Blocking H2A.Z Incorporation via Tip60 Inhibition Promotes Systems Consolidation of Fear Memory in Mice

Abstract Memory formation is a protracted process that initially involves the hippocampus and becomes increasingly dependent on the cortex over time, but the mechanisms of this transfer are unclear. We recently showed that hippocampal depletion of the histone variant H2A.Z enhances both recent and remote memories, but the use of virally-mediated depletion reduced H2A.Z levels throughout testing, making its temporally-specific function unclear. Given the lack of drugs that target histone variants, we tested existing drugs for efficacy against H2A.Z, based on their targeting of known H2A.Z regulators.

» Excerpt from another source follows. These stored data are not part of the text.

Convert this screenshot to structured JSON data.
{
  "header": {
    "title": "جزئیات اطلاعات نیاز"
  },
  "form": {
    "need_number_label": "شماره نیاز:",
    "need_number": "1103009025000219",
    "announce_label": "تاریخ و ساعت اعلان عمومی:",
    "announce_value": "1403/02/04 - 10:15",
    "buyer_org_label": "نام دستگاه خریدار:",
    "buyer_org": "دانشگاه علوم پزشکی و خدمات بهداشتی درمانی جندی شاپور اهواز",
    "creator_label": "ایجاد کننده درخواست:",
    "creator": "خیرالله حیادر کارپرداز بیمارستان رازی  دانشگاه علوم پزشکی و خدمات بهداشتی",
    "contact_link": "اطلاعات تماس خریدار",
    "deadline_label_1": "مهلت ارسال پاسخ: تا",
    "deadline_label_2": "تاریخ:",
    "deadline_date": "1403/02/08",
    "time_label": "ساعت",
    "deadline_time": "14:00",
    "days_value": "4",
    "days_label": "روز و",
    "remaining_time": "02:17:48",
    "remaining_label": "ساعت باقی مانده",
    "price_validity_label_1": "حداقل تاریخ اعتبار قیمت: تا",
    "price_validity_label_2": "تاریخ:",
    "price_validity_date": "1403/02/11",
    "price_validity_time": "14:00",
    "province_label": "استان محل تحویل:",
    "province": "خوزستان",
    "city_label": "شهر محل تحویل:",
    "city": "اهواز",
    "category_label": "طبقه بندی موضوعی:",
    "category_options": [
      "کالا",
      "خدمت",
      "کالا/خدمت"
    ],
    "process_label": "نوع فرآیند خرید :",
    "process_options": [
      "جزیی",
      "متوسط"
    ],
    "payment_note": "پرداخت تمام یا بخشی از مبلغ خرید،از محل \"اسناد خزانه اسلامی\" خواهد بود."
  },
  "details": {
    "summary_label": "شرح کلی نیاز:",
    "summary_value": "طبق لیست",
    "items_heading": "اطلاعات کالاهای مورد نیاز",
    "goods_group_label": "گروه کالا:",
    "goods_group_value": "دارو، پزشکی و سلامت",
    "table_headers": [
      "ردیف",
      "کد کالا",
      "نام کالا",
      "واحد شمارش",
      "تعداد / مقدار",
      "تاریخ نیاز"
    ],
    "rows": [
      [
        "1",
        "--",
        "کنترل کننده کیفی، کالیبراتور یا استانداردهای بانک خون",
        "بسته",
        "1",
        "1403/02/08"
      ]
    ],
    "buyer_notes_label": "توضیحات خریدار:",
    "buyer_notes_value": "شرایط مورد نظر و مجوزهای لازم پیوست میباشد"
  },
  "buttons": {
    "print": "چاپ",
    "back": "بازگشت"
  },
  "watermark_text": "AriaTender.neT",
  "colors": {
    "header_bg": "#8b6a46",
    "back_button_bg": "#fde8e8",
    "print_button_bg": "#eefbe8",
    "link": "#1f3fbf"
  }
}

The Tip60 (part of H2A.Z deposition complex) inhibitor Nu9056 reduced H2A.Z binding, whereas the histone deacetylase (HDAC) inhibitor TSA increased H2A.Z acetylation without influencing total H2A.Z in cultured hippocampal neurons. Tip60 (but not HDAC) inhibition 23h after learning enhanced remote (tested at 7 days) and not recent (tested at 24 hours) contextual fear memory in mice. In contrast, Tip60 inhibition 30 days after learning impaired recall of remote memory after 1h, but protected the memory from further declining 24h later. These data provide the first evidence of a delayed post-learning role for histone variants in supporting memory transfer during systems consolidation. Significance Statement Understanding the molecular basis of memory is fundamental for developing novel therapies for memory decline, but progress is impeded by the presence of multiple stages of memory formation that may involve unique molecular events. Our data identify a new time point, 24h after learning, at which H2A.Z manipulation selectively impacts remote memory without influencing recent memory. This finding advances our understanding of memory for several reasons: 1) It demonstrates that ongoing epigenetic changes exert stage-specific outcomes on memory formation, and 2) It provides the first pharmacological tool for manipulating H2A.Z binding. Moreover, we show that Tip60 influences memory through effects that involve H2A.Z, which suggests that recent studies of Tip60-mediated plasticity may include actions on this histone.